Using Probability in Public Health Practice

Think about what happens when you flip an ordinary coin one time. Can you predict with 100% accuracy what will happen? Of course not. But if you flipped that coin 100 times you would be pretty close if you had predicted the result would be tails 50 times and heads 50 times. If you perform the same experiment (flipping a coin for example) enough times, the actual outcome will approach the expected one based on the probability of each event. So, since you expect the probability of getting heads when flipping a typical coin is 50 percent, given enough flips heads will show up 50% of the time. This is a really great way of predicting outcomes when you are looking at a large number of trials or experiments. But what happens when you try to predict the outcome of a single trial?
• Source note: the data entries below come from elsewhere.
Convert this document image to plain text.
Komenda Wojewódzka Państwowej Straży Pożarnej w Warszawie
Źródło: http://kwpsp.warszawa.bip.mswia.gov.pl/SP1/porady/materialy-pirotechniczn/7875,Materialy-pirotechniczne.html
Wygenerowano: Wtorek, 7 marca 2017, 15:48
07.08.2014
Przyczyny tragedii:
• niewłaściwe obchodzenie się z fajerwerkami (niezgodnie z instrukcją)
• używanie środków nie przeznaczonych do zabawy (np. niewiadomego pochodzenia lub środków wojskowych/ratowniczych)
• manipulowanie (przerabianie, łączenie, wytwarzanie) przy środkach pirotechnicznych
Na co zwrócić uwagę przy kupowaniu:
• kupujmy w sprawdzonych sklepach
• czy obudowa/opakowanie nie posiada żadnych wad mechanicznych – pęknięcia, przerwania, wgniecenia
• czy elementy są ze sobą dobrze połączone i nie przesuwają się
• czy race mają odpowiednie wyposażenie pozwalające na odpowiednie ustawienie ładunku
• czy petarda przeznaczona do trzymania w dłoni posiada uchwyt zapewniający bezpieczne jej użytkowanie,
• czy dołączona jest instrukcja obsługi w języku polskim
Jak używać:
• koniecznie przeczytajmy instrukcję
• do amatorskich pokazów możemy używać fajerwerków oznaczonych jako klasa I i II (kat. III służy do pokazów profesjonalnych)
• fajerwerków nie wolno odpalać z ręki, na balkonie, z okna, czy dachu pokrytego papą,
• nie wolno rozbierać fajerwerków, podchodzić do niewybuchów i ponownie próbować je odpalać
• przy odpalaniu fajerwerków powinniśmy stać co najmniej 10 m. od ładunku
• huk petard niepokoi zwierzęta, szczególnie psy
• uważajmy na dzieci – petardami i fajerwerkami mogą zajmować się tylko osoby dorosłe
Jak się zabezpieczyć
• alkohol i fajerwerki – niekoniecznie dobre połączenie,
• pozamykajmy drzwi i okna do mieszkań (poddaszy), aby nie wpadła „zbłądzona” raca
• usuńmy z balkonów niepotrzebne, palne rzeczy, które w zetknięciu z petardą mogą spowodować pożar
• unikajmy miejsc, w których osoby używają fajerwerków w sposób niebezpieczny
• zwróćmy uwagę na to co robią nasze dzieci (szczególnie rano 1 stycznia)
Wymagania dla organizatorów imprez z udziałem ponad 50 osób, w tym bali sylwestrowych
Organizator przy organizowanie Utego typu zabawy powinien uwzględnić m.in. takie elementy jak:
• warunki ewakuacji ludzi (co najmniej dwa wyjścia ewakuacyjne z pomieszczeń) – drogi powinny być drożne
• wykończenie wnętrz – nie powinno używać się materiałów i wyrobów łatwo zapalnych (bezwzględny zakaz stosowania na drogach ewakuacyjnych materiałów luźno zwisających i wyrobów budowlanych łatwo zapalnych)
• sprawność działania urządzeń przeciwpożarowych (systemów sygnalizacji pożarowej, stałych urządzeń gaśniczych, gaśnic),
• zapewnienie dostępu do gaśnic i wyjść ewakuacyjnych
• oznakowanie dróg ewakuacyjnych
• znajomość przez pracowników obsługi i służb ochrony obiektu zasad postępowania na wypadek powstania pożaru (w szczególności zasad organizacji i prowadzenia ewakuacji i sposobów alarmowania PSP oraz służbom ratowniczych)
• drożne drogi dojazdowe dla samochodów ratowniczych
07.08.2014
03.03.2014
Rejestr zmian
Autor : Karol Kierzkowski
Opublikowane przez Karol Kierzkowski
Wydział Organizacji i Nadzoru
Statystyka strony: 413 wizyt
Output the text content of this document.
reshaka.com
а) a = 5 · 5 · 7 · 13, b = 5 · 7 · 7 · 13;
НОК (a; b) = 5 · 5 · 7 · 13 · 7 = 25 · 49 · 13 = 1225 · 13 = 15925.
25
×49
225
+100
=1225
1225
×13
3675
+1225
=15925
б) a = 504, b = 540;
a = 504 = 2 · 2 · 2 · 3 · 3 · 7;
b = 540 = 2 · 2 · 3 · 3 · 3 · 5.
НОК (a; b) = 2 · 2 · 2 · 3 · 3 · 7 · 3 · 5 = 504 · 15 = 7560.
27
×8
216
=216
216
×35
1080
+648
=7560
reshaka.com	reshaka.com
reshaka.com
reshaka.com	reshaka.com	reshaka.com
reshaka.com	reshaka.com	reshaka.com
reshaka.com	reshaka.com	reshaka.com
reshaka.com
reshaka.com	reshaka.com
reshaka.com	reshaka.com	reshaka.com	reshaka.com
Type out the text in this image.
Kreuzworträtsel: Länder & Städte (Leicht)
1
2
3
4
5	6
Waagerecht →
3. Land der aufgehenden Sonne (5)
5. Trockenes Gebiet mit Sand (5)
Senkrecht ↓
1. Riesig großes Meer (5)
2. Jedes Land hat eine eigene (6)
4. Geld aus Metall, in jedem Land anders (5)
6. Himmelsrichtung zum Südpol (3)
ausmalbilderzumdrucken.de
As you can see with the coin toss, it just does not work.

Public health professionals make statements such as, “The United States’ 5-year survival rate for stage I breast cancer is 88%.” This number was calculated by looking at large numbers of women diagnosed with stage I breast cancer, then dividing the number of survivors at 5 years by the total number diagnosed. This number allows public health professionals to compare current rates in the US to rates in other countries or rates from previous years. It also allows comparisons to survival rates of other types of cancers; however, it does not allow professionals to predict a specific individual’s chance of survival for 5 years.

To prepare: think about how the principles of probability can be applied both correctly and incorrectly in the practice of Public Health.

By Day 4, post a description and original example of how probability is used in public health practice. Then, explain why using statistics and probabilities derived from a population (as is the practice in public health) could cause problems when applied to individuals in a clinical setting. Finally, differentiate between the focus of clinical practices, such as those of a therapist, pharmacist, RN, or MD, and the focus of public health practitioners. How can probability be applied in public health?